The Press of the Text: Biblical Studies in Honor of James W. Voelz edited by Andrew H. Bartelt, Jeffery Kloha, and Paul R. Raabe is a magnificent festschrift that includes a list of essays and contributors that demands attention and displays adoration in all the right places. Bartelt, Kloha, and Raabe have done exceptional work from an editorial perspective. The essays and contributors are well selected as a tribute to Voelz and the depth and breadth of his academic interests. The festschrift begins and ends with brief honorary essays by Jack Dean Kingsbury on the life and legacy of James Voelz. The nineteen essays between cover a range of topics, including the Christian life, religious freedom, intertextuality, hermeneutics and exegesis, various aspects of New Testament Greek, and more.
While the depth and breadth of the essays is evident by a single glance of the contents page, a number of essays standout from the crowd as unique contributions. There are two worth mention here. First, J. K. Elliott has an excellent essay on the evaluation of textual variants in the Greek New Testament. The essay specifically focuses on the authors linguistic style and usage as a means for evaluating textual variants, and Elliott offers several examples and two brief excurses. Second, David S. Hasselbrook has a fascinating essay examining lexical flaws in the beloved BDAG. Hasselbrook demonstrates a clear and convincing need in Greek studies for continued refining of the New Testament lexicon. Other essays worth reading include, “The Development of the Greek Language and the Manuscripts of Paul’s Letters” by Jeffrey Kloha and “Effective Justification and Its Hermeneutical Implications” by Mark A. Seifrid.

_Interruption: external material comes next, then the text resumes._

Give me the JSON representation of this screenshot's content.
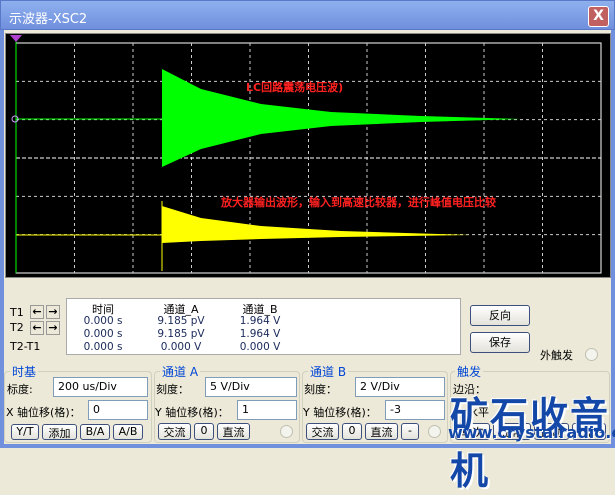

The Press of the Text: Biblical Studies in Honor of James W. Voelz edited by Andrew H. Bartelt, Jeffery Kloha, and Paul R. Raabe is an excellent tribute to a deserving and dedicated scholar. Bartelt, Kloha, and Raabe have done a tremendous service in this volume, not only in the honor of the legacy of James Voelz, but in the depth of essays included. It comes highly recommended and should be on the shelf of anyone interested in New Testament studies or New Testament Greek.